A few non-obvious design decisions worth highlighting:
* **Status-prefixed tool returns.** Every `@Tool` returns a string starting with `OK | TAPPED | VISIBLE | NOT_VISIBLE | NOT_FOUND | AMBIGUOUS | ERROR | TIMEOUT`. The LLM is told (in the system prompt) to pattern-match the prefix to decide its next move. This is far cheaper and more reliable than asking the model to interpret free-form text from `adb`. See the constant convention in [MobileTestTools.kt](../src/main/kotlin/agent/tool/mobile/test/MobileTestTools.kt).
* **Device serial pinning.** With multiple ADB devices attached, every `adb` call routes through `AdbUtils.runAdb()`, which injects `-s ` after `connectDevice()` selects one. Prevents "more than one device" ambiguity errors mid-test.
* **History compression threshold = 8000 tokens.** The original 1000-token threshold caused compression on virtually every tool call, destroying step-by-step memory. See the comment in [TestingStrategy.kt:9](../src/main/kotlin/agent/strategy/TestingStrategy.kt).

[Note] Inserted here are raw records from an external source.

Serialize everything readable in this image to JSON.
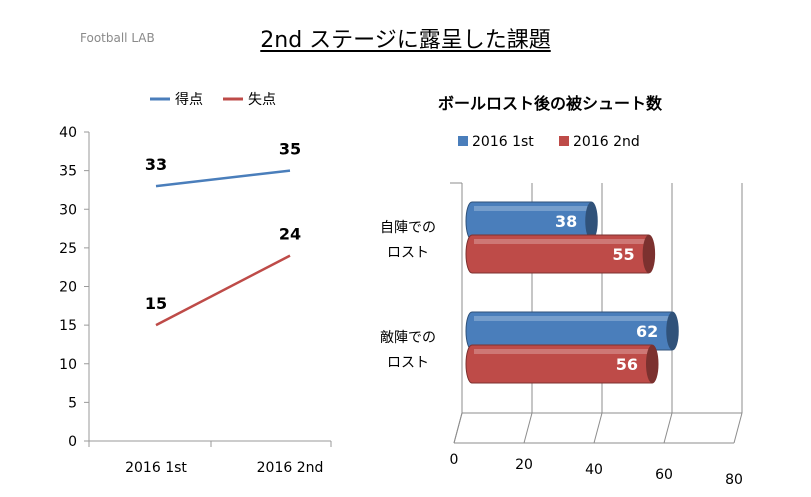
{
  "brand": "Football LAB",
  "page_title": "2nd ステージに露呈した課題",
  "colors": {
    "blue": "#4a7ebb",
    "red": "#be4b48"
  },
  "chart_data": [
    {
      "type": "line",
      "categories": [
        "2016 1st",
        "2016 2nd"
      ],
      "series": [
        {
          "name": "得点",
          "values": [
            33,
            35
          ],
          "color": "#4a7ebb"
        },
        {
          "name": "失点",
          "values": [
            15,
            24
          ],
          "color": "#be4b48"
        }
      ],
      "yticks": [
        0,
        5,
        10,
        15,
        20,
        25,
        30,
        35,
        40
      ],
      "ylim": [
        0,
        40
      ],
      "legend": "top",
      "grid": false
    },
    {
      "type": "bar",
      "orientation": "horizontal",
      "style": "3d-cylinder",
      "title": "ボールロスト後の被シュート数",
      "categories": [
        "自陣での\nロスト",
        "敵陣での\nロスト"
      ],
      "series": [
        {
          "name": "2016 1st",
          "values": [
            38,
            62
          ],
          "color": "#4a7ebb"
        },
        {
          "name": "2016 2nd",
          "values": [
            55,
            56
          ],
          "color": "#be4b48"
        }
      ],
      "xticks": [
        0,
        20,
        40,
        60,
        80
      ],
      "xlim": [
        0,
        80
      ],
      "legend": "top",
      "grid": true
    }
  ]
}
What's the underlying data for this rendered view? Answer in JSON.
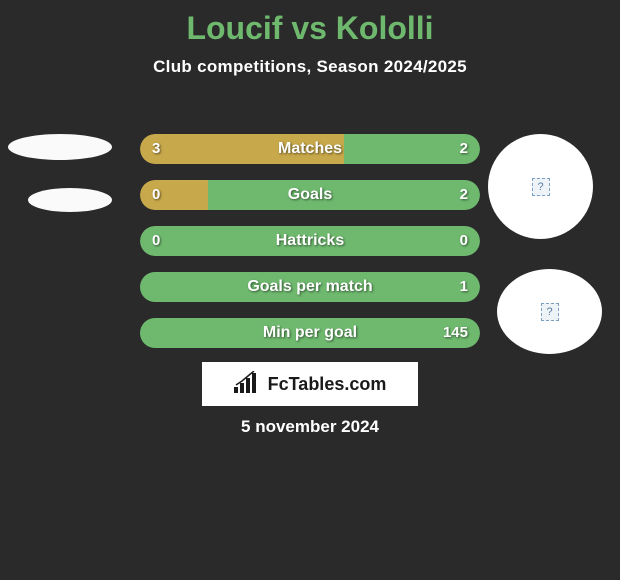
{
  "header": {
    "player1": "Loucif",
    "vs": "vs",
    "player2": "Kololli",
    "subtitle": "Club competitions, Season 2024/2025"
  },
  "colors": {
    "player1_bar": "#c7a84a",
    "player2_bar": "#6fb96f",
    "neutral_bar": "#6fb96f",
    "background": "#2a2a2a",
    "title_color": "#6fb96f",
    "text_color": "#ffffff",
    "ellipse_color": "#fafafa",
    "circle_color": "#ffffff",
    "brand_bg": "#ffffff"
  },
  "rows": [
    {
      "label": "Matches",
      "left": "3",
      "right": "2",
      "left_pct": 60,
      "right_pct": 40,
      "left_color": "#c7a84a",
      "right_color": "#6fb96f"
    },
    {
      "label": "Goals",
      "left": "0",
      "right": "2",
      "left_pct": 20,
      "right_pct": 80,
      "left_color": "#c7a84a",
      "right_color": "#6fb96f"
    },
    {
      "label": "Hattricks",
      "left": "0",
      "right": "0",
      "left_pct": 50,
      "right_pct": 50,
      "left_color": "#6fb96f",
      "right_color": "#6fb96f"
    },
    {
      "label": "Goals per match",
      "left": "",
      "right": "1",
      "left_pct": 0,
      "right_pct": 100,
      "left_color": "#c7a84a",
      "right_color": "#6fb96f"
    },
    {
      "label": "Min per goal",
      "left": "",
      "right": "145",
      "left_pct": 0,
      "right_pct": 100,
      "left_color": "#c7a84a",
      "right_color": "#6fb96f"
    }
  ],
  "brand": {
    "name": "FcTables.com"
  },
  "date": "5 november 2024",
  "placeholder_glyph": "?"
}
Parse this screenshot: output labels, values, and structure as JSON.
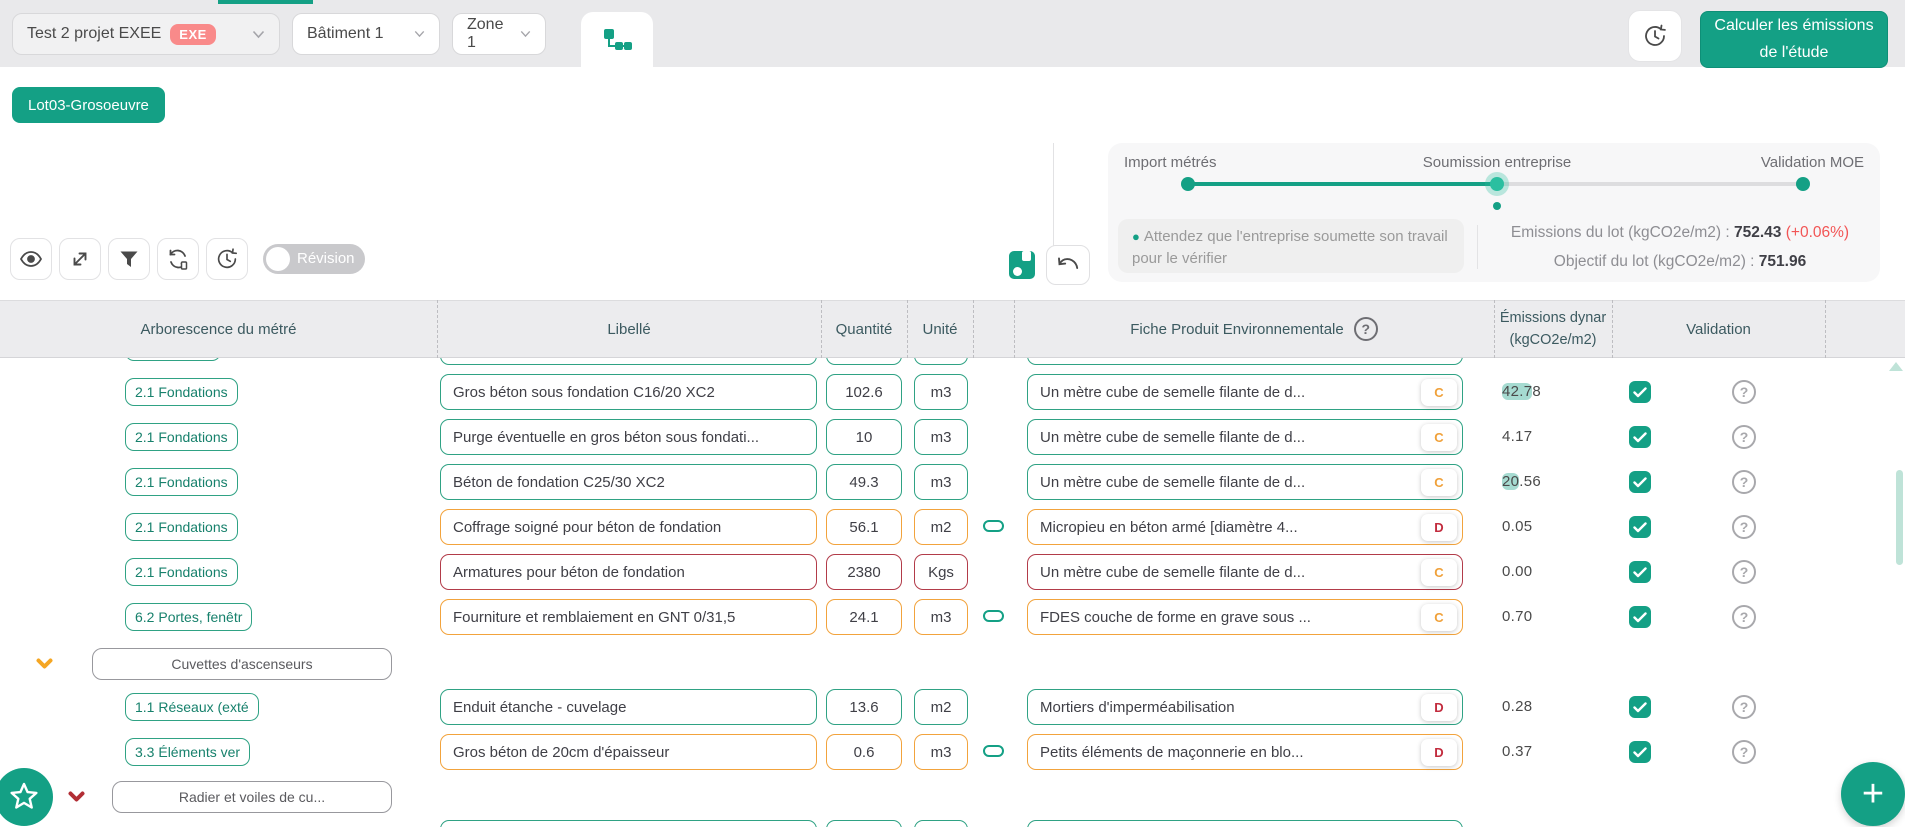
{
  "colors": {
    "accent": "#14A085",
    "row_teal": "#2FA284",
    "row_orange": "#F2A33C",
    "row_red": "#B23B49",
    "grade_c": "#F0A13A",
    "grade_d": "#C22B3D",
    "exe_badge": "#F98A8A",
    "delta_red": "#F25555"
  },
  "icons": {
    "tab": "sitemap-icon",
    "history": "history-clock-icon",
    "eye": "eye-icon",
    "expand": "expand-icon",
    "filter": "filter-icon",
    "sync": "sync-icon",
    "clock": "clock-icon",
    "save": "save-icon",
    "undo": "undo-icon",
    "help": "question-circle-icon",
    "check": "check-icon",
    "link": "link-pill-icon",
    "star": "star-icon",
    "plus": "plus-icon",
    "chevron": "chevron-down-icon"
  },
  "topbar": {
    "project": {
      "label": "Test 2 projet EXEE",
      "badge": "EXE"
    },
    "building": "Bâtiment 1",
    "zone": "Zone 1",
    "calc_button": "Calculer les émissions de l'étude"
  },
  "lot_badge": "Lot03-Grosoeuvre",
  "workflow": {
    "steps": [
      "Import métrés",
      "Soumission entreprise",
      "Validation MOE"
    ],
    "note": "Attendez que l'entreprise soumette son travail pour le vérifier",
    "emissions_label": "Emissions du lot (kgCO2e/m2) :",
    "emissions_value": "752.43",
    "emissions_delta": "(+0.06%)",
    "target_label": "Objectif du lot (kgCO2e/m2) :",
    "target_value": "751.96"
  },
  "toolbar": {
    "revision_label": "Révision"
  },
  "table": {
    "headers": {
      "tree": "Arborescence du métré",
      "label": "Libellé",
      "quantity": "Quantité",
      "unit": "Unité",
      "fdes": "Fiche Produit Environnementale",
      "help_glyph": "?",
      "emissions_line1": "Émissions dynar",
      "emissions_line2": "(kgCO2e/m2)",
      "validation": "Validation"
    },
    "rows": [
      {
        "kind": "partial-bottom",
        "tone": "teal"
      },
      {
        "kind": "item",
        "tone": "teal",
        "tree_label": "2.1 Fondations",
        "label": "Gros béton sous fondation C16/20 XC2",
        "qty": "102.6",
        "unit": "m3",
        "linked": false,
        "fdes": "Un mètre cube de semelle filante de d...",
        "grade": "C",
        "emission": "42.78",
        "em_hl": "42.7",
        "validated": true
      },
      {
        "kind": "item",
        "tone": "teal",
        "tree_label": "2.1 Fondations",
        "label": "Purge éventuelle en gros béton sous fondati...",
        "qty": "10",
        "unit": "m3",
        "linked": false,
        "fdes": "Un mètre cube de semelle filante de d...",
        "grade": "C",
        "emission": "4.17",
        "validated": true
      },
      {
        "kind": "item",
        "tone": "teal",
        "tree_label": "2.1 Fondations",
        "label": "Béton de fondation C25/30 XC2",
        "qty": "49.3",
        "unit": "m3",
        "linked": false,
        "fdes": "Un mètre cube de semelle filante de d...",
        "grade": "C",
        "emission": "20.56",
        "em_hl": "20",
        "validated": true
      },
      {
        "kind": "item",
        "tone": "orange",
        "tree_label": "2.1 Fondations",
        "label": "Coffrage soigné pour béton de fondation",
        "qty": "56.1",
        "unit": "m2",
        "linked": true,
        "fdes": "Micropieu en béton armé [diamètre 4...",
        "grade": "D",
        "emission": "0.05",
        "validated": true
      },
      {
        "kind": "item",
        "tone": "red",
        "tree_label": "2.1 Fondations",
        "label": "Armatures pour béton de fondation",
        "qty": "2380",
        "unit": "Kgs",
        "linked": false,
        "fdes": "Un mètre cube de semelle filante de d...",
        "grade": "C",
        "emission": "0.00",
        "validated": true
      },
      {
        "kind": "item",
        "tone": "orange",
        "tree_label": "6.2 Portes, fenêtr",
        "label": "Fourniture et remblaiement en GNT 0/31,5",
        "qty": "24.1",
        "unit": "m3",
        "linked": true,
        "fdes": "FDES couche de forme en grave sous ...",
        "grade": "C",
        "emission": "0.70",
        "validated": true
      },
      {
        "kind": "group",
        "tree_label": "Cuvettes d'ascenseurs",
        "chevron": "orange"
      },
      {
        "kind": "item",
        "tone": "teal",
        "tree_label": "1.1 Réseaux (exté",
        "label": "Enduit étanche - cuvelage",
        "qty": "13.6",
        "unit": "m2",
        "linked": false,
        "fdes": "Mortiers d'imperméabilisation",
        "grade": "D",
        "emission": "0.28",
        "validated": true
      },
      {
        "kind": "item",
        "tone": "orange",
        "tree_label": "3.3 Éléments ver",
        "label": "Gros béton de 20cm d'épaisseur",
        "qty": "0.6",
        "unit": "m3",
        "linked": true,
        "fdes": "Petits éléments de maçonnerie en blo...",
        "grade": "D",
        "emission": "0.37",
        "validated": true
      },
      {
        "kind": "group",
        "tree_label": "Radier et voiles de cu...",
        "chevron": "red"
      },
      {
        "kind": "partial-top",
        "tone": "teal"
      }
    ]
  }
}
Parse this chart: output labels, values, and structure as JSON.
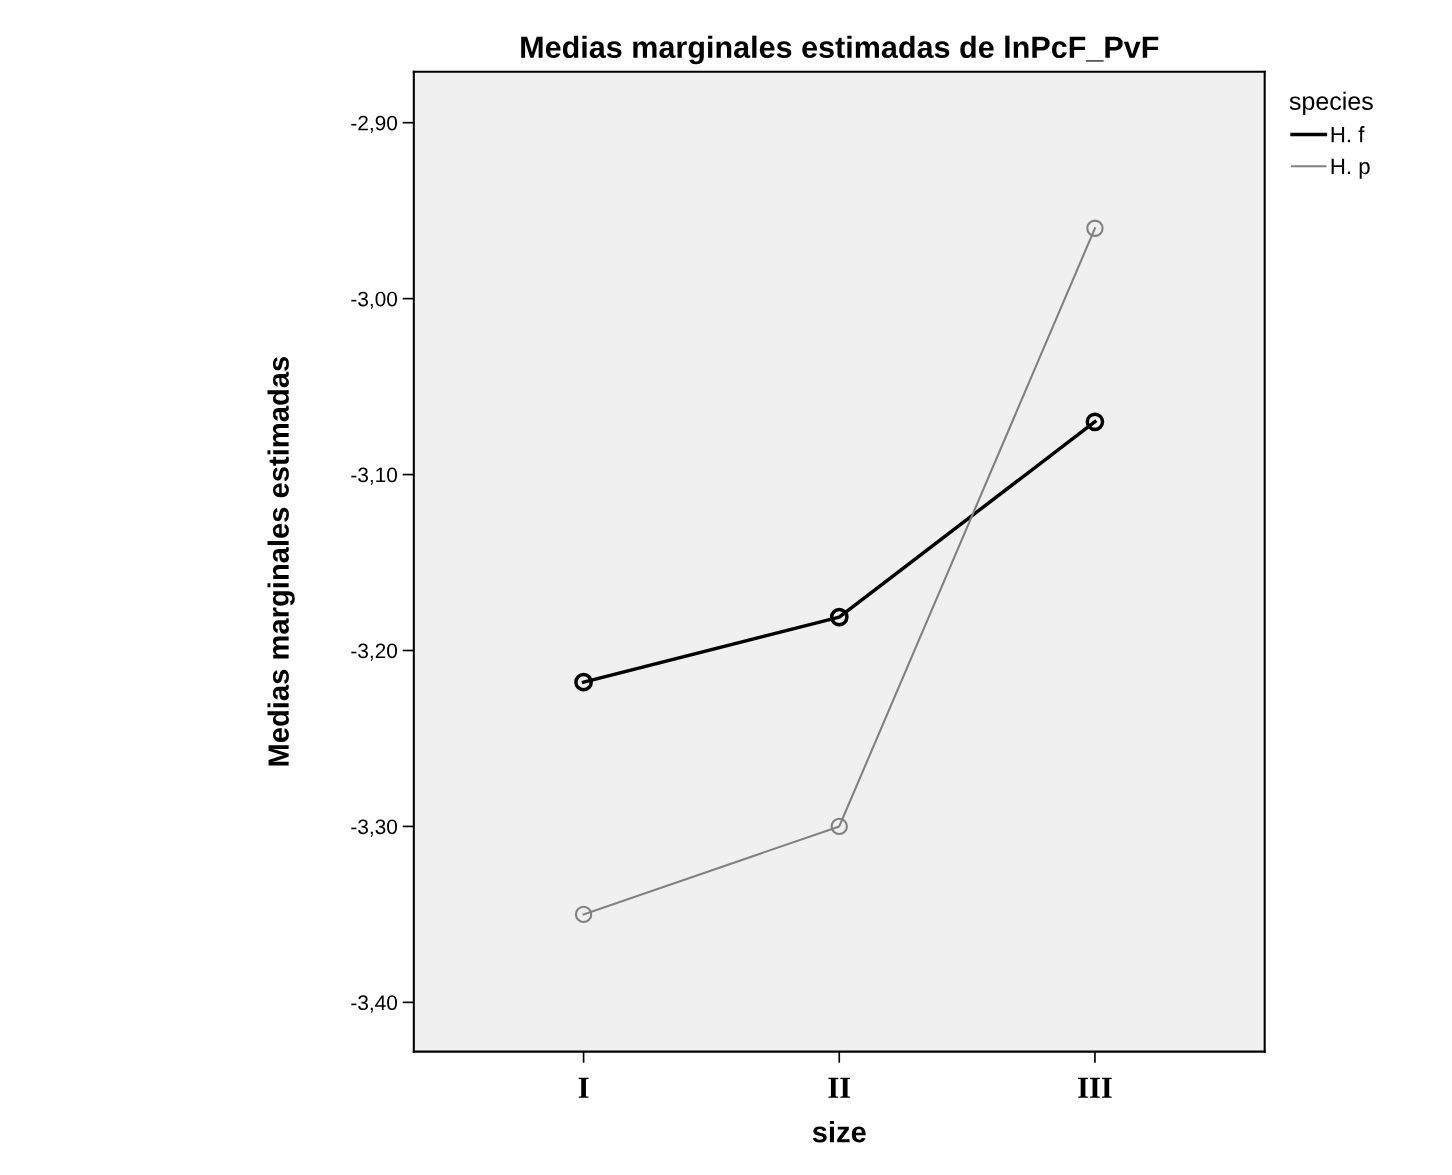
{
  "chart_data": {
    "type": "line",
    "title": "Medias marginales estimadas de lnPcF_PvF",
    "xlabel": "size",
    "ylabel": "Medias marginales estimadas",
    "legend_title": "species",
    "categories": [
      "I",
      "II",
      "III"
    ],
    "series": [
      {
        "name": "H. f",
        "color": "#000000",
        "values": [
          -3.218,
          -3.181,
          -3.07
        ]
      },
      {
        "name": "H. p",
        "color": "#808080",
        "values": [
          -3.35,
          -3.3,
          -2.96
        ]
      }
    ],
    "ylim": [
      -3.428,
      -2.871
    ],
    "yticks": [
      {
        "value": -3.4,
        "label": "-3,40"
      },
      {
        "value": -3.3,
        "label": "-3,30"
      },
      {
        "value": -3.2,
        "label": "-3,20"
      },
      {
        "value": -3.1,
        "label": "-3,10"
      },
      {
        "value": -3.0,
        "label": "-3,00"
      },
      {
        "value": -2.9,
        "label": "-2,90"
      }
    ],
    "marker": "circle",
    "line_style": "solid",
    "grid": false,
    "legend": "top right"
  }
}
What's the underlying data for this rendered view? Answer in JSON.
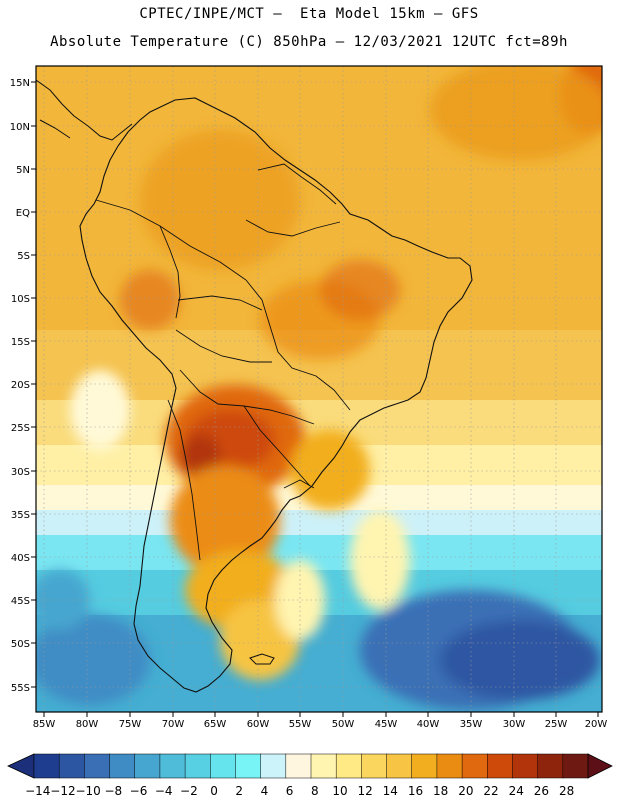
{
  "header": {
    "line1": "CPTEC/INPE/MCT –  Eta Model 15km – GFS",
    "line2": "Absolute Temperature (C) 850hPa – 12/03/2021 12UTC fct=89h"
  },
  "axes": {
    "lat_labels": [
      "15N",
      "10N",
      "5N",
      "EQ",
      "5S",
      "10S",
      "15S",
      "20S",
      "25S",
      "30S",
      "35S",
      "40S",
      "45S",
      "50S",
      "55S"
    ],
    "lon_labels": [
      "85W",
      "80W",
      "75W",
      "70W",
      "65W",
      "60W",
      "55W",
      "50W",
      "45W",
      "40W",
      "35W",
      "30W",
      "25W",
      "20W"
    ]
  },
  "colorbar": {
    "labels": [
      "-14",
      "-12",
      "-10",
      "-8",
      "-6",
      "-4",
      "-2",
      "0",
      "2",
      "4",
      "6",
      "8",
      "10",
      "12",
      "14",
      "16",
      "18",
      "20",
      "22",
      "24",
      "26",
      "28"
    ],
    "colors": [
      "#1f3d8f",
      "#2d56a2",
      "#3a6fb5",
      "#3f8cc4",
      "#47a6cf",
      "#4fbcd9",
      "#58d0e3",
      "#66e4ee",
      "#79f4f6",
      "#cdf3fa",
      "#fff6e0",
      "#fff4b0",
      "#ffea85",
      "#fbd65f",
      "#f7c443",
      "#f2ae1e",
      "#eb8c12",
      "#e0680e",
      "#cd4a0b",
      "#b1340a",
      "#8e240c",
      "#6e1a12"
    ]
  },
  "map": {
    "feature": "South America",
    "field": "850hPa temperature"
  }
}
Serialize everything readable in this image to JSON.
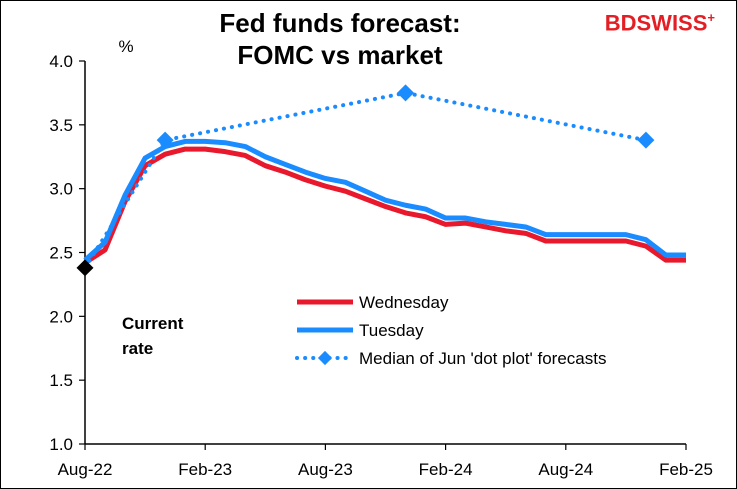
{
  "title_line1": "Fed funds forecast:",
  "title_line2": "FOMC vs market",
  "logo": {
    "part1": "BD",
    "part2": "SWISS",
    "plus": "+"
  },
  "chart_data": {
    "type": "line",
    "title": "Fed funds forecast: FOMC vs market",
    "ylabel": "%",
    "ylim": [
      1.0,
      4.0
    ],
    "yticks": [
      1.0,
      1.5,
      2.0,
      2.5,
      3.0,
      3.5,
      4.0
    ],
    "ytick_labels": [
      "1.0",
      "1.5",
      "2.0",
      "2.5",
      "3.0",
      "3.5",
      "4.0"
    ],
    "xlim": [
      0,
      30
    ],
    "xticks": [
      0,
      6,
      12,
      18,
      24,
      30
    ],
    "xtick_labels": [
      "Aug-22",
      "Feb-23",
      "Aug-23",
      "Feb-24",
      "Aug-24",
      "Feb-25"
    ],
    "grid": false,
    "legend": "center-right",
    "series": [
      {
        "name": "Wednesday",
        "color": "#e8192c",
        "style": "solid",
        "x": [
          0,
          1,
          2,
          3,
          4,
          5,
          6,
          7,
          8,
          9,
          10,
          11,
          12,
          13,
          14,
          15,
          16,
          17,
          18,
          19,
          20,
          21,
          22,
          23,
          24,
          25,
          26,
          27,
          28,
          29,
          30
        ],
        "y": [
          2.42,
          2.52,
          2.9,
          3.18,
          3.27,
          3.31,
          3.31,
          3.29,
          3.26,
          3.18,
          3.13,
          3.07,
          3.02,
          2.98,
          2.92,
          2.86,
          2.81,
          2.78,
          2.72,
          2.73,
          2.7,
          2.67,
          2.65,
          2.59,
          2.59,
          2.59,
          2.59,
          2.59,
          2.55,
          2.44,
          2.44
        ]
      },
      {
        "name": "Tuesday",
        "color": "#1a8cff",
        "style": "solid",
        "x": [
          0,
          1,
          2,
          3,
          4,
          5,
          6,
          7,
          8,
          9,
          10,
          11,
          12,
          13,
          14,
          15,
          16,
          17,
          18,
          19,
          20,
          21,
          22,
          23,
          24,
          25,
          26,
          27,
          28,
          29,
          30
        ],
        "y": [
          2.44,
          2.58,
          2.95,
          3.24,
          3.33,
          3.37,
          3.37,
          3.36,
          3.33,
          3.25,
          3.19,
          3.13,
          3.08,
          3.05,
          2.98,
          2.91,
          2.87,
          2.84,
          2.77,
          2.77,
          2.74,
          2.72,
          2.7,
          2.64,
          2.64,
          2.64,
          2.64,
          2.64,
          2.6,
          2.48,
          2.48
        ]
      },
      {
        "name": "Median of Jun 'dot plot' forecasts",
        "color": "#1a8cff",
        "style": "dotted",
        "x": [
          0,
          4,
          16,
          28
        ],
        "y": [
          2.38,
          3.38,
          3.75,
          3.38
        ]
      }
    ],
    "current_rate": {
      "x": 0,
      "y": 2.38,
      "color": "#000000"
    },
    "annotation_line1": "Current",
    "annotation_line2": "rate"
  }
}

* **`startTestingScenario` launches via `monkey`, then verifies foreground.** Force-stops any stale instance, wakes the screen, dismisses the keyguard, then launches with `monkey -p -c android.intent.category.LAUNCHER 1` and re-reads `dumpsys activity top` to confirm the package is foreground. Retries once. See [AdbUtils.launchAndVerify](../src/main/kotlin/agent/tool/mobile/test/utils/AdbUtils.kt).
* **`hideKeyboard` uses `KEYCODE_BACK` (4), not `KEYCODE_ESCAPE` (111).** Empirically, ESC leaves the keyboard up on the target device; BACK dismisses it on first press. Documented inline.